Re: percentile vs SD
pjnbarb wrote:OK. So what you're saying is that the SD is the theoretical value and the percentile is taken from a group of sampled data. That makes sense to me. But, if the data sample is large enough, aren't all populations normal in distribution? (I seem to remember that from a probability class I took eons ago).
Percentile = 50 + SD/2 ..... well, that's not too clever. I guess I meant the number represented by an SD .. e.g. SD = 2 => 95.44, the area under the curve from SD = -2 to SD = +2. Or better still look it up in the table, as you suggest.
And thank you for your response.
I think you're missing the point of the post. Standard Deviation is just a statistical tool to show you what the "extremes" of a normal distribution curve would be within some realm of certanty.
For example, I'll use a manufacturing analogy, one from a direct related statistical "fix" to an everyday design.
Say you have a curtain rod in two pieces. One end of the rod slides into the other end. Say, for example, the inner rod has a diameter of .25" with a tolerance of .05 inches. The outer rod has a diameter of .35" with a tolerance of .05". Theoretically, these two pieces will always fit together, with a very tight fit in the worst condition.

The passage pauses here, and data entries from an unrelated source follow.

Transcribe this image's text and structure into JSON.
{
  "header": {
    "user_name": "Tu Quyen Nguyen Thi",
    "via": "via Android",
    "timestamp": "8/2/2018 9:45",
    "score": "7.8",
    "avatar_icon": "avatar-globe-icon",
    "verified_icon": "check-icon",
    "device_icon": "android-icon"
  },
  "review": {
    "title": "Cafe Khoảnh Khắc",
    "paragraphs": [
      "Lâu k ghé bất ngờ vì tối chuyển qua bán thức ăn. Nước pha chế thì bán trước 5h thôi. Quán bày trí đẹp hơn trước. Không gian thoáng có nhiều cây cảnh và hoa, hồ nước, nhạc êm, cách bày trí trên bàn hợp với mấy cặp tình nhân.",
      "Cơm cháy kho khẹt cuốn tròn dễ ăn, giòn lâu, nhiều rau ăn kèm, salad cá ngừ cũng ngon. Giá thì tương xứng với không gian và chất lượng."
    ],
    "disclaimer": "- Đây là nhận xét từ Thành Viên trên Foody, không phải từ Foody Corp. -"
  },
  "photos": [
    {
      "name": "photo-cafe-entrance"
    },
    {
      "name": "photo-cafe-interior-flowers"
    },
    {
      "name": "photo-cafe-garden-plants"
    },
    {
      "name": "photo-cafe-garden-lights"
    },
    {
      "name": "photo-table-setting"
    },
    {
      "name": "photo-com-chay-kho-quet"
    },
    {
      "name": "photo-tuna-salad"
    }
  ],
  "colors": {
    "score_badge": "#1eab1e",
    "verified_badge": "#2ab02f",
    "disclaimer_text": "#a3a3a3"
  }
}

Well, manufacturing facilities use STD DEV to determine their "yield" rate or the number of failures. Say they have 3 failures per 1000 pieces. This corresponds to a 3 sigma level or 99.97% reliability. There is a standard formula to figure out what sigma is, but I know 3 sigma is 99.97.

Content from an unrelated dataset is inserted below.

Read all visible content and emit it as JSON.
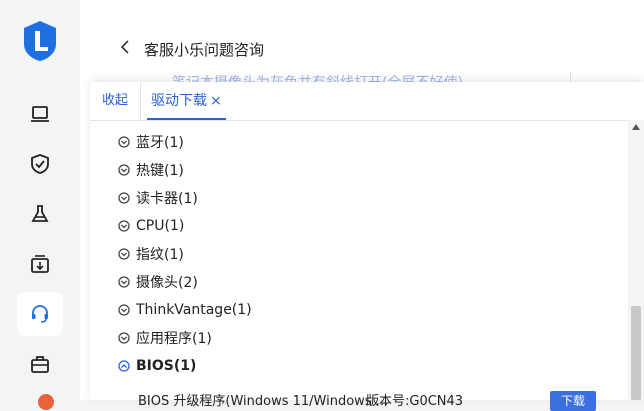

Now, say they want to get a better yield out of their parts. They have two options, either change the manufacture process, or change the tolerance. The goal is to get 3 failures in 1 million parts (I think this is 6 sigma). In terms of %, it can be described as 99.9997% success.
In this case, they changes the tolerances, the cheap way out. The changed the size and tolerance from .25" tol .05" to .20" tol .10" They in essence make the small part smaller and the large part larger to take up any mismatches. This is how statistics can be used in a detremental form pushed by a corporate mindset. I don't know how it corellates to the doctor problem, but maybe I showed you a little insight as to where the numbers come from and how they extract %s from a standard deviation problem.